= Euclid Media Group =

Euclid Media Group (EMG) was a media company in the United States, operating 2013-2023. It was headquartered in Cleveland, Ohio and owned the Orlando Weekly, Cincinnati CityBeat, Cleveland Scene, Creative Loafing (Tampa), Detroit Metro Times, Riverfront Times (St. Louis), San Antonio Current, Out In SA and Out in STL.

== History ==
Times-Shamrock Communications sold Cleveland Scene, Detroit Metro Times, Orlando Weekly and the San Antonio Current to EMG in December 2013. EMG merged Detroit Metro Times and alt-weekly Real Detroit in 2014. The company purchased Tampa Bay based publication Creative Loafing and the Cincinnati CityBeat in 2018.
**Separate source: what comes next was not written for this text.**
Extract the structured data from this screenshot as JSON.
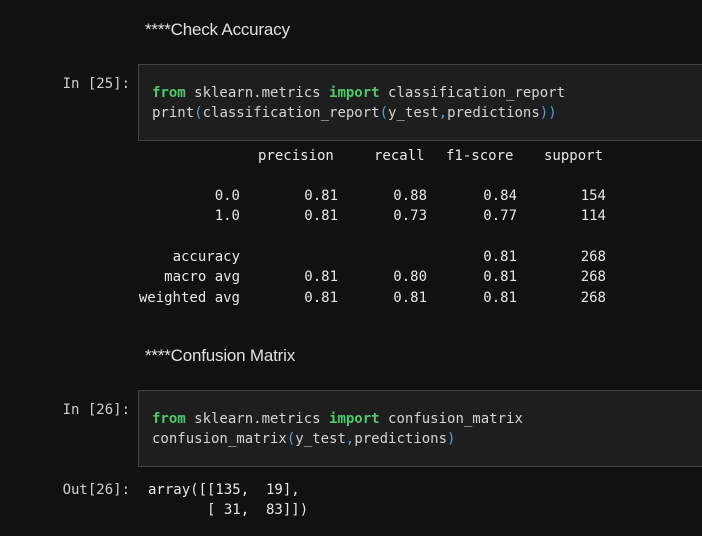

The company dissolved in August 2023. Four of the newspapers, including Orlando Weekly, Cleveland Scene and Creative Loafing came under the ownership of Chava Communications, an entity created by Michael Wagner and his wife, Cassandra Yardeni Wagner to purchase the Euclid Media publications. The other four, Riverfront Times, Detroit Metro Times, Cincinnati CityBeat and Louisville Eccentric Observer, were sold to Chris Keating, operating under the name Big Lou Holdings LLC.